Warehouse: The Backbone of Supply Chain

Today in the era of production, we all strive day and night to refine our processes. But after a point of time we feel that the growth has started slowing down even if our efforts are not. Something is holding on the processes. There can be a lot of factors. Warehouse is one of the major factors that prevents scaling of the operation after an extent.

According to Wikipedia, Warehouse is a commercial building meant for storage of goods. Warehouse can can serve different purpose at different point in the supply chain. In the beginning its a raw material storage, in the middle of a processing acts as a buffer stock. at the end of process as finished goods storage facility, at dockyard acts as a convergence point to meet the minimum bulk for different destinations.

Below we will talk about warehouse and its importance in apparel industry, scalability and how to remodel an existing one. Apparel sector is one of the few sectors which faces very high changeover in terms of end product as well as raw materials. For one casual shirt the total number of different types of raw materials on an average is around 40. For a warehouse controlling 6 factories with 5000 unit capacity each with style changeover per two days will have to dispatch 72,00,000 items which is a mixture of 720 unique trims and accessories. And as per current industry average in Indian scenario companies are having anywhere between 2-3 months of raw material stock. This leads to a staggering 32,400 unique items and 32,40,00,000 individual trims. Now the numbers looks big enough to concentrate on.

Why this situation arrived?

When we start a plant, we plan according to the current or near future capacity warehouse. Then we start to indulge in attacking more on the process. As we all love to attack on value adding process to make them better and faster rather than attacking more on non-value adding activities which constitutes a major part of our process. We keep adding machines, plants start stressing the warehouse. this problem gets worsen if there is an off-site warehouse. The process and infrastructure designed to serve 40,000 pieces a week gets stretched to 1,00,000 Pieces. In the mean time this problem becomes a cancer.

I don’t have infrastructure to expand warehouse. What now?

Most of the time we think that there is no other solution but to expand our infrastructure. But wait!!!!!! Are you sure? Most of the time the answer is no, you don’t need to expand but your current infrastructure can suffice with little tweaks.

Keep a vigil on the items sent by the warehouse, are they getting delivered in lots, instead of a bulk. Are there a lot of cases of reordering the materials? Then this is the time to concentrate on warehouse as they are unable to send material in one go as the search time is more. The reorders might be happening because one item is there but is stored in such a way that it cannot be traced. Now its the time to move to next step.

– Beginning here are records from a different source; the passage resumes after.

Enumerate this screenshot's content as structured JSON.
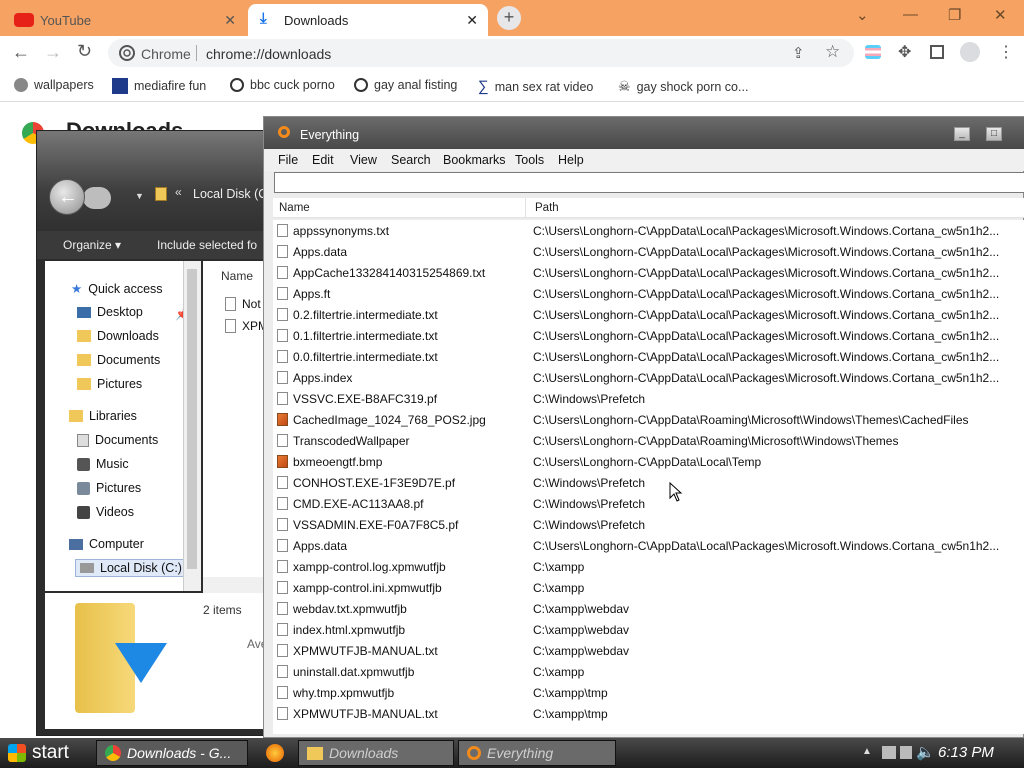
{
  "browser": {
    "tabs": [
      {
        "label": "YouTube"
      },
      {
        "label": "Downloads"
      }
    ],
    "omnibox": {
      "site_label": "Chrome",
      "url": "chrome://downloads"
    },
    "bookmarks": [
      "wallpapers",
      "mediafire fun",
      "bbc cuck porno",
      "gay anal fisting",
      "man sex rat video",
      "gay shock porn co..."
    ],
    "page_title": "Downloads"
  },
  "explorer": {
    "address": "Local Disk (C",
    "address_prefix": "«",
    "commands": {
      "organize": "Organize ▾",
      "include": "Include selected fo"
    },
    "nav": {
      "quick_access": "Quick access",
      "desktop": "Desktop",
      "downloads": "Downloads",
      "documents": "Documents",
      "pictures": "Pictures",
      "libraries": "Libraries",
      "lib_documents": "Documents",
      "music": "Music",
      "lib_pictures": "Pictures",
      "videos": "Videos",
      "computer": "Computer",
      "local_disk": "Local Disk (C:)"
    },
    "column_name": "Name",
    "files": [
      "Not",
      "XPM"
    ],
    "status": "2 items",
    "status_trailing": "Ave"
  },
  "everything": {
    "title": "Everything",
    "menu": [
      "File",
      "Edit",
      "View",
      "Search",
      "Bookmarks",
      "Tools",
      "Help"
    ],
    "search_value": "",
    "columns": {
      "name": "Name",
      "path": "Path"
    },
    "rows": [
      {
        "name": "appssynonyms.txt",
        "path": "C:\\Users\\Longhorn-C\\AppData\\Local\\Packages\\Microsoft.Windows.Cortana_cw5n1h2..."
      },
      {
        "name": "Apps.data",
        "path": "C:\\Users\\Longhorn-C\\AppData\\Local\\Packages\\Microsoft.Windows.Cortana_cw5n1h2..."
      },
      {
        "name": "AppCache133284140315254869.txt",
        "path": "C:\\Users\\Longhorn-C\\AppData\\Local\\Packages\\Microsoft.Windows.Cortana_cw5n1h2..."
      },
      {
        "name": "Apps.ft",
        "path": "C:\\Users\\Longhorn-C\\AppData\\Local\\Packages\\Microsoft.Windows.Cortana_cw5n1h2..."
      },
      {
        "name": "0.2.filtertrie.intermediate.txt",
        "path": "C:\\Users\\Longhorn-C\\AppData\\Local\\Packages\\Microsoft.Windows.Cortana_cw5n1h2..."
      },
      {
        "name": "0.1.filtertrie.intermediate.txt",
        "path": "C:\\Users\\Longhorn-C\\AppData\\Local\\Packages\\Microsoft.Windows.Cortana_cw5n1h2..."
      },
      {
        "name": "0.0.filtertrie.intermediate.txt",
        "path": "C:\\Users\\Longhorn-C\\AppData\\Local\\Packages\\Microsoft.Windows.Cortana_cw5n1h2..."
      },
      {
        "name": "Apps.index",
        "path": "C:\\Users\\Longhorn-C\\AppData\\Local\\Packages\\Microsoft.Windows.Cortana_cw5n1h2..."
      },
      {
        "name": "VSSVC.EXE-B8AFC319.pf",
        "path": "C:\\Windows\\Prefetch"
      },
      {
        "name": "CachedImage_1024_768_POS2.jpg",
        "path": "C:\\Users\\Longhorn-C\\AppData\\Roaming\\Microsoft\\Windows\\Themes\\CachedFiles"
      },
      {
        "name": "TranscodedWallpaper",
        "path": "C:\\Users\\Longhorn-C\\AppData\\Roaming\\Microsoft\\Windows\\Themes"
      },
      {
        "name": "bxmeoengtf.bmp",
        "path": "C:\\Users\\Longhorn-C\\AppData\\Local\\Temp"
      },
      {
        "name": "CONHOST.EXE-1F3E9D7E.pf",
        "path": "C:\\Windows\\Prefetch"
      },
      {
        "name": "CMD.EXE-AC113AA8.pf",
        "path": "C:\\Windows\\Prefetch"
      },
      {
        "name": "VSSADMIN.EXE-F0A7F8C5.pf",
        "path": "C:\\Windows\\Prefetch"
      },
      {
        "name": "Apps.data",
        "path": "C:\\Users\\Longhorn-C\\AppData\\Local\\Packages\\Microsoft.Windows.Cortana_cw5n1h2..."
      },
      {
        "name": "xampp-control.log.xpmwutfjb",
        "path": "C:\\xampp"
      },
      {
        "name": "xampp-control.ini.xpmwutfjb",
        "path": "C:\\xampp"
      },
      {
        "name": "webdav.txt.xpmwutfjb",
        "path": "C:\\xampp\\webdav"
      },
      {
        "name": "index.html.xpmwutfjb",
        "path": "C:\\xampp\\webdav"
      },
      {
        "name": "XPMWUTFJB-MANUAL.txt",
        "path": "C:\\xampp\\webdav"
      },
      {
        "name": "uninstall.dat.xpmwutfjb",
        "path": "C:\\xampp"
      },
      {
        "name": "why.tmp.xpmwutfjb",
        "path": "C:\\xampp\\tmp"
      },
      {
        "name": "XPMWUTFJB-MANUAL.txt",
        "path": "C:\\xampp\\tmp"
      }
    ]
  },
  "taskbar": {
    "start": "start",
    "items": [
      "Downloads - G...",
      "Downloads",
      "Everything"
    ],
    "clock": "6:13 PM"
  },
  "colors": {
    "tabstrip": "#f6a262",
    "accent": "#1a73e8",
    "taskbar": "#1c1c1c"
  }
}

Form a team for the project. The project team should consist of a high level manager assisted with few young executives or Interns.Start with capacity calculation of the existing infrastructure. But the question is in what terms and how we will calculate the capacity of warehouse. It can be done by taking the median style and then doing the volume calculation. Trims and Fabric calculation should be done separately. Here we will be talking in terms of trims only.

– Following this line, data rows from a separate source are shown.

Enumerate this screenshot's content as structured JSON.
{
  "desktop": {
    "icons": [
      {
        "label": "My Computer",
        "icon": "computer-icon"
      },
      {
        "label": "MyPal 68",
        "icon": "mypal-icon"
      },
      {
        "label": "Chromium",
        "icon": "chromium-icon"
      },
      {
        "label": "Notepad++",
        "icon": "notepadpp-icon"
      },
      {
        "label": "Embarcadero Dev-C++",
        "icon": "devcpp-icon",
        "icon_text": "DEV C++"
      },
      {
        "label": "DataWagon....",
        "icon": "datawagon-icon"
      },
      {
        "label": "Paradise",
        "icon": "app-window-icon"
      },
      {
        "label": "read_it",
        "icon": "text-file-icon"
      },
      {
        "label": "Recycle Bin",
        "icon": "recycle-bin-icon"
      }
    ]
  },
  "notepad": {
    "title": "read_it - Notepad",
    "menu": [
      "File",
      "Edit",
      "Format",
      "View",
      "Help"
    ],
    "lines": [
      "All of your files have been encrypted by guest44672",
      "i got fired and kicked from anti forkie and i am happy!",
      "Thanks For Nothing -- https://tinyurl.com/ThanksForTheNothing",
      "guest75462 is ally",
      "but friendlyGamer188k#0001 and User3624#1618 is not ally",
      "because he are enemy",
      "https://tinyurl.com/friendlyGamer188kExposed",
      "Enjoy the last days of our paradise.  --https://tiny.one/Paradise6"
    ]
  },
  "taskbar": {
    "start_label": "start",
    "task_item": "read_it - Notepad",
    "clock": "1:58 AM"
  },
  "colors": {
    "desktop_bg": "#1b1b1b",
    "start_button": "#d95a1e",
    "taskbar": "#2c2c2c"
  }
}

At first we calculate the volume of each box of the trim available with the quantity available. There is an example table given below:-

Quantity Cubic Inches
1728 46
100 33.69
2000 96
2060 170.625
1830 1920
Gum Tape
65 267.947
1200 2160
10000 52.5

When we are done with this calculation, we will take out the the volume of one unit trim. then multiply the result with the number required in one shirt. e.g. get the volume of one button then multiply it seven times as one half sleeve shirt contains 7 buttons.

Then after adding up all these figures we will get the volume required to store one garments raw material.

The next step is to calculate the total volume capacity.  For which we will add-up the volume available to us either in the form of racks or slots or containers.  Then decrease the value of total space by 20% margin as all the trims receive are not going to be in cuboid shape to cover all the volume available. Then divide the total volume after margin by unit volume. Congrats you got your capacity.

My capacity  is saturated as per my buffer period requirement. Now what?

No worries, still we can free up space and provide you the increased per week dispatch quantity.

Lets say if you process 50000 garments on 4 different locations with every garment having 40 trims.  and you keep a buffer of 60 days then your requirement will be:-

Number of garments X number of locations X number of trims per garment X number of buffer days

50000X4X40X60=480lakh unit trims

Lets free up some space by tweaking numbers.

Lets say you some how you managed to reduce your buffer period stock by 15 days. so now your buffer stock keeping period is 45 days. Lets recalculate the unit space required:-

50000X4X40X45 + 25000X1X40X45= 405lakh trims unit.!!!!!

Surprised?????? you still have 75 lakh unit capacity left, this means roughly 2000 Garments per day can be handled via the same warehouse with no modification at all.